14) - "Dienerin Martha" : l'expression peut signifier "Sœur Marthe". Une certaine "Dienerin Martha" œuvra au XVIIe siècle à la propagation du jansénisme en Allemagne. Les "sœurs", en tant que servantes (Dienerin) de Dieu, ont pour mission d'apporter la Révélation, c'est-à-dire la "Lumière" (d'où l'allusion de Paul à une lampe). Mais "Dienerin" a aussi le sens d' "employée"
15) - "SD Blanc" : il s'agit vraisemblablement de l'entreprise de textile alsacienne (établie à Mulhouse) où Paul travailla juste avant de s'installer à Nantes, en France, en 1907.
16) - "de B." : il semble que Paul évoque ici son départ de Brunswick, pour Hambourg, et Mulhouse, où il travailla à partir de 1902 avant de gagner la France.
17) - "Schiller" : Friedrich von Schiller est l'un des plus célèbres poètes et écrivains allemands du XVIIIe siècle (1759-1805), à la fois maître du classicisme et inspirateur du romantisme.
18) - "O Zarte... Hoffen" : citation tirée du poème de Schiller "Die Glocke" ("La cloche", devenu en 1799 le "Lied von der Glocke", en français "Le chant de la cloche") disant mot à mot "Ô tendre nostalgie, doux espoir".
19) - "Hanovre" : Paul est revenu à Hanovre en 1904 pour régler la succession de ses parents, après la rencontre de Marthe en 1900, et avant sa propre installation à Mulhouse, puis en France en 1906-1907.
20) - "Raum... Hütte" : citation de l'avant-dernier vers du poème de Schiller "Der Jüngling am Bache" (mot à mot "le jeune garçon près du ruisseau") dont les deux derniers vers disent "Raum ist in der kleinsten Hütte / für ein glücklich liebend Paar" (mot à mot "Il y a toujours de la place dans la plus petite des huttes / pour un couple d'amants heureux").
21) - "Bon Dieu" : ce juron que Marthe - protestante - n'approuvera certainement pas, est pour la première et dernière fois écrit ici par Paul, qui semble alors moralement bien mal en point. Cherche-t-il à inquiéter son épouse ou à rendre plus nécessaire aux yeux de ses supérieurs une permission de détente ?

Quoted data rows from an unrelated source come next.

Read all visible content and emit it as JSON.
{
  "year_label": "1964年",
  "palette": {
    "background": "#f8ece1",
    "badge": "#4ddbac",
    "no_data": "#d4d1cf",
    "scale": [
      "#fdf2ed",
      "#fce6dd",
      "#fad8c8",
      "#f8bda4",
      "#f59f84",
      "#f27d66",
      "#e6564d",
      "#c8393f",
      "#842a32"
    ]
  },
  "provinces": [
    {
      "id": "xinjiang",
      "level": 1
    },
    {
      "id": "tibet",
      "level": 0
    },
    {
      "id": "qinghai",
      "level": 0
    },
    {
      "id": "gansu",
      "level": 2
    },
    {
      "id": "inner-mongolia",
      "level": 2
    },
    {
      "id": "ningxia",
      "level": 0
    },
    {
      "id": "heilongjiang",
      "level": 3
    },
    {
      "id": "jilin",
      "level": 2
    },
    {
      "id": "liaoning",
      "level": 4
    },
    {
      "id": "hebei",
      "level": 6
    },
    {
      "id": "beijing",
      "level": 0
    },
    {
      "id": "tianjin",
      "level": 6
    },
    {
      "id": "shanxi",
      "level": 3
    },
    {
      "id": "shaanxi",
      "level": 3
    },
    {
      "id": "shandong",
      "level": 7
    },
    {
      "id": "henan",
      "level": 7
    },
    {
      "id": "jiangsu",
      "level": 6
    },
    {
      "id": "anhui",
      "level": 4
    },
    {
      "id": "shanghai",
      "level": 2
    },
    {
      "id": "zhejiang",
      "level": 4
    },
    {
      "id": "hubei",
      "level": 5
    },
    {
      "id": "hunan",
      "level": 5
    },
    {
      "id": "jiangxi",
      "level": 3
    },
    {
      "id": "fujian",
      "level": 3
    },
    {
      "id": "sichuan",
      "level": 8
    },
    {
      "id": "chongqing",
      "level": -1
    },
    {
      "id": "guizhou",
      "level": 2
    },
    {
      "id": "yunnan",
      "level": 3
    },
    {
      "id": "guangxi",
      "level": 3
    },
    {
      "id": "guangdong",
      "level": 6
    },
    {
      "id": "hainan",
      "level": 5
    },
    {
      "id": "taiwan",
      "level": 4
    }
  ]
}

22) - Cette lettre toute entière, où Paul parle de ses parents et de ses frères, de sa rencontre avec Marthe et des sentiments qu'elle lui inspira, et de ses idées de jeune homme, respire la nostalgie qu'il éprouvait alors. C'est la première fois dans la correspondance qu'il se livre ainsi.